Paul Aitchison, the class underwriter for the Nebula Space Consortium at Ascot Underwriting Limited, is based in London and helping drive the UK government’s push to lock in that city as a space insurance hotspot. Ascot is a Lloyds of London syndicate, but his customers are a long way from the sea mariners that Lloyds built its reputation underwriting. The Nebula consortium provides around USD13 billion worth of space insurance to clients around the world.
“We’ve seen large losses occur,” he admitted at SpaceTide. “We’ve had to endure payments of claims, but that’s what the insurance industry does. In terms of enabling space business, I often have clients say that if it was not for insurance, they wouldn’t be able to raise the finance to even start thinking about launching their spacecraft.”
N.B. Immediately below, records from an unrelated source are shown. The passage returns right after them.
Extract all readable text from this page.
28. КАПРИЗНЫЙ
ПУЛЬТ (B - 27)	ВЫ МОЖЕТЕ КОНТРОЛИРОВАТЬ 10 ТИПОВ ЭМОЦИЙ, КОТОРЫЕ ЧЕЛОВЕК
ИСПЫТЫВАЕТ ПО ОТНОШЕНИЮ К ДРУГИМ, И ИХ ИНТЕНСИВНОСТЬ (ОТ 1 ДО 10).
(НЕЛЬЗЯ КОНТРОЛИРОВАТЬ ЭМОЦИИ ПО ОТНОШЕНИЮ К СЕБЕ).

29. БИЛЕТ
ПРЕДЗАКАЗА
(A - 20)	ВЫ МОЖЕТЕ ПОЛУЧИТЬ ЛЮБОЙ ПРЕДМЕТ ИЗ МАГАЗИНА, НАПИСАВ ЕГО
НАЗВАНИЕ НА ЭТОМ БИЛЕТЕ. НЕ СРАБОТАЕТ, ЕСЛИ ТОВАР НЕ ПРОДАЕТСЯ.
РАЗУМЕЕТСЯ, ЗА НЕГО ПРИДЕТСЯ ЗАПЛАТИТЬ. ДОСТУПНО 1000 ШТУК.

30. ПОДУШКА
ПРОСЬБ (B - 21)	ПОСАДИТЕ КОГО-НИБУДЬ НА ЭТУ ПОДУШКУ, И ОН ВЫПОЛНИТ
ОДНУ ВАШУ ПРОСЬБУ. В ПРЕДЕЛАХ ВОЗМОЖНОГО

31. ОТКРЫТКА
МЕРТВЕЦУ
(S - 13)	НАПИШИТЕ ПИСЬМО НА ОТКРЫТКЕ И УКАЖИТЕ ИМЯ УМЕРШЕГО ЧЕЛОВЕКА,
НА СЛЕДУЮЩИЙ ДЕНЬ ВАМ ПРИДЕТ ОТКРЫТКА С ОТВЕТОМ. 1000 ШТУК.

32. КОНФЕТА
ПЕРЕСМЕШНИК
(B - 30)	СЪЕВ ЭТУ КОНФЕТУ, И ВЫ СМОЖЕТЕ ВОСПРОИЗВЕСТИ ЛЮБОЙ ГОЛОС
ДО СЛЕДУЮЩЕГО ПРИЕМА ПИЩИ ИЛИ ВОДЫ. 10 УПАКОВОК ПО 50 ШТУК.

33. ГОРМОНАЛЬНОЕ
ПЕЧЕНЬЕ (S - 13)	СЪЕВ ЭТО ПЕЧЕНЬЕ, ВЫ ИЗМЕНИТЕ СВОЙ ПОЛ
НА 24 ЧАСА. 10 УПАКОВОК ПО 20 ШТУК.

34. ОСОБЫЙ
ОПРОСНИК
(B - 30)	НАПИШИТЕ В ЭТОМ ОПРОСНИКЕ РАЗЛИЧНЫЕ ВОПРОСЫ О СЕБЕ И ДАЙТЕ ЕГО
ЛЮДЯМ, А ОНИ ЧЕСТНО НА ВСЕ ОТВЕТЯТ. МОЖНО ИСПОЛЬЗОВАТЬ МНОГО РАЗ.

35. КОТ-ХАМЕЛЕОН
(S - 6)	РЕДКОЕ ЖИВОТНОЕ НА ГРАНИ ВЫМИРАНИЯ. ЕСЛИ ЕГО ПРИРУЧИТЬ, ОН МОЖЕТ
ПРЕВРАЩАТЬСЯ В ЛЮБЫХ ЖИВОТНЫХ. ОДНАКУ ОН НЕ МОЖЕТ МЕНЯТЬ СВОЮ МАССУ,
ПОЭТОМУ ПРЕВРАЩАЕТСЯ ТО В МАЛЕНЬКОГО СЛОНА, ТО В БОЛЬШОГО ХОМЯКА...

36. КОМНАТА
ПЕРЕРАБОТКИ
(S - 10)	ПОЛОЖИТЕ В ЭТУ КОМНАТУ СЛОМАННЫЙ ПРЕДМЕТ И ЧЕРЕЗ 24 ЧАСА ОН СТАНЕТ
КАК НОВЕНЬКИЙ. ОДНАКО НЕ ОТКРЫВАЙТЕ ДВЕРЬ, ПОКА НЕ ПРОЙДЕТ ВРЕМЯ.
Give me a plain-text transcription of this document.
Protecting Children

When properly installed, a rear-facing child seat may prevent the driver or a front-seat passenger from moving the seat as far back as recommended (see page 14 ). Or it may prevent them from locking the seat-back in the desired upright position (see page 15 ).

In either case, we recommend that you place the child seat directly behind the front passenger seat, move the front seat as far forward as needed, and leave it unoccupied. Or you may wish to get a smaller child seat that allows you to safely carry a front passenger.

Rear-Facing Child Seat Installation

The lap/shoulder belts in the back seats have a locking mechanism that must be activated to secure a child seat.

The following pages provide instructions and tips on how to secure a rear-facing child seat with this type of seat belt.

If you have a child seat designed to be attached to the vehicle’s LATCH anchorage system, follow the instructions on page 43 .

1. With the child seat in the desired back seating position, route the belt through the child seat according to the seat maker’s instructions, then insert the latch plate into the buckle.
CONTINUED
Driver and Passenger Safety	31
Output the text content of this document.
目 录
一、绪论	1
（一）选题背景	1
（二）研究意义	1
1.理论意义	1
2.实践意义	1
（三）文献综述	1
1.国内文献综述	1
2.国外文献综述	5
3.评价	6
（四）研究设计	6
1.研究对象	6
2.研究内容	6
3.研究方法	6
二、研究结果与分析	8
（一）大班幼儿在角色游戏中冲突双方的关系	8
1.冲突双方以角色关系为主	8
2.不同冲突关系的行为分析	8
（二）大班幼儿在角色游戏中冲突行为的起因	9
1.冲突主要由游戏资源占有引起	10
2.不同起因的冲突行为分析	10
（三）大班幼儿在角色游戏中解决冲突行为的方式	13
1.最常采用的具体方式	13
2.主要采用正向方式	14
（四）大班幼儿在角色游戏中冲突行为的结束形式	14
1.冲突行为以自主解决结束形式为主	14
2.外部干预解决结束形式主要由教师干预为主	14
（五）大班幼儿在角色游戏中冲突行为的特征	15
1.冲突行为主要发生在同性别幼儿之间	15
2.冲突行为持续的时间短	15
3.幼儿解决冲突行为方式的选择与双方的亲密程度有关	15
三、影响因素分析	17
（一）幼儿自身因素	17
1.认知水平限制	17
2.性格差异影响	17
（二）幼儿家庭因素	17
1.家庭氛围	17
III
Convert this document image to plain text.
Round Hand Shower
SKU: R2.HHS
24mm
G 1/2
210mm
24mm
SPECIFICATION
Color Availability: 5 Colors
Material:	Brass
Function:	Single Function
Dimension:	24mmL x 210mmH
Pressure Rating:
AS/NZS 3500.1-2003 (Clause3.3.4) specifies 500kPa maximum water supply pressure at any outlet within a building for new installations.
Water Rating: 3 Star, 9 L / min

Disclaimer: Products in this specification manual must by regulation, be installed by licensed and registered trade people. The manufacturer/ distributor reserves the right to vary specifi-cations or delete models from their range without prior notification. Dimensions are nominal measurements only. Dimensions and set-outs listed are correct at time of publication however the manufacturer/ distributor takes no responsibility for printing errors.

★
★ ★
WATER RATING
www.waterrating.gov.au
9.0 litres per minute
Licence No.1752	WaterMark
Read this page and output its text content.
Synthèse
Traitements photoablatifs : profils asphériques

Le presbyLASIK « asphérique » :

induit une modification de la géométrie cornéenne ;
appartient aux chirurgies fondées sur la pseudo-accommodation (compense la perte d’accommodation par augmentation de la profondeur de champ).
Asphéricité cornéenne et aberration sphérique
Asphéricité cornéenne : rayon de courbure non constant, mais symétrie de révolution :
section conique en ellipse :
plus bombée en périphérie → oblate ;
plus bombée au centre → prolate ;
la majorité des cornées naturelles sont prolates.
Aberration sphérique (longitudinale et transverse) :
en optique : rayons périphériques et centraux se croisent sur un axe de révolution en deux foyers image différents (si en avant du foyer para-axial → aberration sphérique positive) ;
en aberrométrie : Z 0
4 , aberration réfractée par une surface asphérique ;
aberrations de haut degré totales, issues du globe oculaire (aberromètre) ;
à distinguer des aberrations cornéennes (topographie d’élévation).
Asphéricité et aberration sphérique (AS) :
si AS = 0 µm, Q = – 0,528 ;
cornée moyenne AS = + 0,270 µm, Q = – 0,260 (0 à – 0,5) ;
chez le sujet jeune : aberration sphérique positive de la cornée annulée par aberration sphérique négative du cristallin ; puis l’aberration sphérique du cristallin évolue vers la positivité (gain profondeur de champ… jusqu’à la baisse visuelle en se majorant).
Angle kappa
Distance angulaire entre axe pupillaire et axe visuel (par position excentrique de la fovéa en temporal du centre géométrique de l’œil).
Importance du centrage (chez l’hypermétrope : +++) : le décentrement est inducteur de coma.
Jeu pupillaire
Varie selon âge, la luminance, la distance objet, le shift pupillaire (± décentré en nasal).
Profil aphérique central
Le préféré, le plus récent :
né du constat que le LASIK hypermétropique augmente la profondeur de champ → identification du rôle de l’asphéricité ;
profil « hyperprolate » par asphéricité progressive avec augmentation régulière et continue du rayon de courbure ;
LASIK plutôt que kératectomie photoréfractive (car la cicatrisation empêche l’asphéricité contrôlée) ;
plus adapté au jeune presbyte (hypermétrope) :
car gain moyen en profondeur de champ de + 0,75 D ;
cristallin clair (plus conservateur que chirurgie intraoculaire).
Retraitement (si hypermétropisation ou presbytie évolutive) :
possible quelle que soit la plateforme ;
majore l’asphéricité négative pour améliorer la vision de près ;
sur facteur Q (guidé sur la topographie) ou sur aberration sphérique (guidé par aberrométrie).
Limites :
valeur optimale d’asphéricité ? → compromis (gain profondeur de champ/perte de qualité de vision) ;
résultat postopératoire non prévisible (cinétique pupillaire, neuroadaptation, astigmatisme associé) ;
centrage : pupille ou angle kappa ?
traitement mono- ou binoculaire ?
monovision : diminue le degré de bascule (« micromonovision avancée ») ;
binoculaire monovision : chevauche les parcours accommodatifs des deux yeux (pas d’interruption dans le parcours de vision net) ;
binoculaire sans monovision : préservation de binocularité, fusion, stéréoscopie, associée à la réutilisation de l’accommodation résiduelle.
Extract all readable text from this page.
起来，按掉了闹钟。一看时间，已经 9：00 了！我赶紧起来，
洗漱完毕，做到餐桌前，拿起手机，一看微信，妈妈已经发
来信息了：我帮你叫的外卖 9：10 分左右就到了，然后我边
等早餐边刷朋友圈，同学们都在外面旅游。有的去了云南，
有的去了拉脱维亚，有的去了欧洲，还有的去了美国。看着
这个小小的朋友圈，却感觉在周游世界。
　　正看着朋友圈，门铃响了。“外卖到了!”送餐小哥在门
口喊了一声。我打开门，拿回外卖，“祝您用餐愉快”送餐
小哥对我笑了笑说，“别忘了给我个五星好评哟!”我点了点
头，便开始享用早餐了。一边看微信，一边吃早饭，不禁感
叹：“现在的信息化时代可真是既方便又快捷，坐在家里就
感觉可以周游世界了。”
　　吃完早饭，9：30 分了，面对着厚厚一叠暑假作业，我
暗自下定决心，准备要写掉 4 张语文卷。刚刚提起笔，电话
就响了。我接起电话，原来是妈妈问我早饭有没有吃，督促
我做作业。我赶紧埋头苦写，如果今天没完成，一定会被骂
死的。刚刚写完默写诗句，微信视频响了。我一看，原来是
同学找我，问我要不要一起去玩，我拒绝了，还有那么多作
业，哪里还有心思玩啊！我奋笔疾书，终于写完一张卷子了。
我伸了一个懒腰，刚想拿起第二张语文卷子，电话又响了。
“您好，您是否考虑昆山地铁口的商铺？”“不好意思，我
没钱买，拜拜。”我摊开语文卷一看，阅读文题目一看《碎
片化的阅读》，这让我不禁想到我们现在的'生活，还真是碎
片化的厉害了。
He says competitors across the space insurance industry are seeing the same developments and challenges, and evolving to meet both is important. While Kunstadter spoke about the growing need for collision risk, Aitchison sees Ascot playing a bigger role in offering launch vehicle flight-only insurance to owners of LEO satellites, who typically pay a private operator like SpaceX or Rocket Lab to get their satellite into position to deploy into orbit.
“Launch vehicle flight cover will cover for the failure of the launch vehicle. It will cover for delivery into incorrect orbits or even some sort of catastrophic destruction,” Aitchison said. “What it does is provide financial protection for new companies or companies providing services via small satellites.”
While some operators will continue to push with boundaries in space, going further with more expensive payloads, Kunstadter and Aitchison say that the nature of space insurance is changing. Ascot Underwriting running the Nebula consortium from London is an own goal for the UK government and its vision of transforming that city into a space insurance hub. Nonetheless, whether the UK government can move beyond a stated target and put the appropriate incentives and support into place to reach that goal for the space insurance industry remains to be seen, and that’s before considering the changing nature of cities and workforces and whether the whole concept of one city as a focus point for any professional service industry remains a valid one.